A desembargadora Solange Salgado, do Tribunal Regional Federal da 1ª Região (TRF-1), encaminhou ao Supremo Tribunal Federal (STF) todos os processos sob sua relatoria envolvendo o Banco Master. A remessa, feita nesta quinta-feira (4), inclui o pedido do Ministério Público Federal (MPF) para que o empresário Daniel Vorcaro, controlador da instituição financeira, volte a ser preso.
A decisão atende a uma ordem do ministro Dias Toffoli, que avocou o caso e definiu que qualquer medida relacionada ao empresário deverá ser tomada exclusivamente pela Suprema Corte.
Habeas corpus perde objeto no TRF-1
Até a determinação de Toffoli, o TRF-1 analisava o mérito do habeas corpus apresentado pela defesa de Vorcaro. A própria desembargadora havia reconsiderado uma decisão anterior, substituindo a prisão preventiva por medidas cautelares.
O MPF recorreu durante o plantão judiciário, pedindo o restabelecimento imediato da prisão ou que o caso fosse levado à 10ª Turma do Tribunal. O julgamento estava marcado para 9 de dezembro, mas deixou de ocorrer após o STF assumir a competência.
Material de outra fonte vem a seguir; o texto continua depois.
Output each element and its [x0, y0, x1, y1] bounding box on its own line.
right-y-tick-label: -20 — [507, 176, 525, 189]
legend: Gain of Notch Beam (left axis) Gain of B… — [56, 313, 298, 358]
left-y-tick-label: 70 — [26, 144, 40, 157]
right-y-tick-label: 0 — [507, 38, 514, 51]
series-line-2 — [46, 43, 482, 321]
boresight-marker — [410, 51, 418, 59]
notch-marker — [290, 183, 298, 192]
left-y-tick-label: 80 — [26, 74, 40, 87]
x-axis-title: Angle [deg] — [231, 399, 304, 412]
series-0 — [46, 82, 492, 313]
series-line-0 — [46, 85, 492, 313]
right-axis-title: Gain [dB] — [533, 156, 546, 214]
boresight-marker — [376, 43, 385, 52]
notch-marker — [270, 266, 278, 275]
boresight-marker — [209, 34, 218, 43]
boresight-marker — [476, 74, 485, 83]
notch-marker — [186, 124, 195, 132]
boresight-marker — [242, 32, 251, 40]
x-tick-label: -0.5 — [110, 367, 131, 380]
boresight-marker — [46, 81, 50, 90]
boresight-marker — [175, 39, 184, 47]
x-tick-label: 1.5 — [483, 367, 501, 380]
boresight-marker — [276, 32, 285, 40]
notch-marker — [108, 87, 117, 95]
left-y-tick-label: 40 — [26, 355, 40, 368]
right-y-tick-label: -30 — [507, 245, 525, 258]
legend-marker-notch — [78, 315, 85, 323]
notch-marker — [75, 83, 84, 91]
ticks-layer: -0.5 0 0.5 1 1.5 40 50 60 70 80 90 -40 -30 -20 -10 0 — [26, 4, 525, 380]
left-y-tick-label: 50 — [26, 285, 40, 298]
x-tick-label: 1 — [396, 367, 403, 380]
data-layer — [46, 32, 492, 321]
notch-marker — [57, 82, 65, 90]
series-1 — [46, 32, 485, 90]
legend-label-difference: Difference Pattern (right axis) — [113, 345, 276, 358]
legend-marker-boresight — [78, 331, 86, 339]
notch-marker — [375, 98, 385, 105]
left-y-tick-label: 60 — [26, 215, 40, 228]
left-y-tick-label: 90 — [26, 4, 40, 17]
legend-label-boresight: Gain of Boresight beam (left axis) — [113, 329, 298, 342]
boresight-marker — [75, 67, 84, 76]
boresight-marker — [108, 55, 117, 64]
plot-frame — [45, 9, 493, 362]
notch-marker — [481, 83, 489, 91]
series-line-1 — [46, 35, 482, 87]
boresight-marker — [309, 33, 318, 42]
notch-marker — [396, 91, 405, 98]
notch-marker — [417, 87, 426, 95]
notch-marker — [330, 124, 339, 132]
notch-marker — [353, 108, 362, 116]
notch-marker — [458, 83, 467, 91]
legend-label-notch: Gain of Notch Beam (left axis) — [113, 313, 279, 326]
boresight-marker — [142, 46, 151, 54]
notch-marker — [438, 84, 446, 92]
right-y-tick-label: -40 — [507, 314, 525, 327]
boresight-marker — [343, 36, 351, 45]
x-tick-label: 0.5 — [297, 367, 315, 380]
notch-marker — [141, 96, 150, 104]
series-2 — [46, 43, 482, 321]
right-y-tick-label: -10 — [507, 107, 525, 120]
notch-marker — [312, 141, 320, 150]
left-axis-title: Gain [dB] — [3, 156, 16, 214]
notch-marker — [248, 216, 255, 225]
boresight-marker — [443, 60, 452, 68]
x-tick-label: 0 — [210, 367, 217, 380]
Agora, o pedido do MPF tramitará diretamente no Supremo.
Sigilo elevado ao nível máximo
A remessa ao STF foi motivada por uma reclamação constitucional apresentada pela defesa, que argumenta que a investigação deveria estar sob supervisão da Corte. A justificativa é que a Polícia Federal apreendeu documentos relacionados a uma operação imobiliária entre Vorcaro e o deputado federal João Carlos Bacelar — fato que, segundo os advogados, atrairia a competência do STF devido ao foro privilegiado do parlamentar.
Ao acolher o pleito, Toffoli não apenas determinou a subida dos autos, mas também elevou o sigilo do procedimento ao nível máximo previsto pelo Tribunal. A mudança, feita na sexta-feira (28/11), resultou na ocultação de informações como iniciais das partes, nome de advogados e movimentações processuais. O acesso fica restrito aos advogados habilitados, ao Ministério Público e a um grupo reduzido de servidores do gabinete do ministro.
Prisão e operação
Daniel Vorcaro foi preso em 17 de novembro no Aeroporto Internacional de Guarulhos, quando se preparava para embarcar em um voo privado para Dubai. A detenção ocorreu no âmbito da Operação Compliance Zero, que investiga possíveis crimes contra o Sistema Financeiro Nacional na gestão do Banco Master.
Ao revogar a prisão preventiva, Solange Salgado entendeu que não havia risco atual que justificasse a manutenção da custódia. No lugar, impôs medidas cautelares como uso de tornozeleira eletrônica, proibição de contato com outros investigados e afastamento de funções de gestão.
As mesmas cautelares foram aplicadas aos demais investigados: Augusto Ferreira Lima, Luiz Antonio Bull, Alberto Feliz de Oliveira e Angelo Antonio Ribeiro da Silva.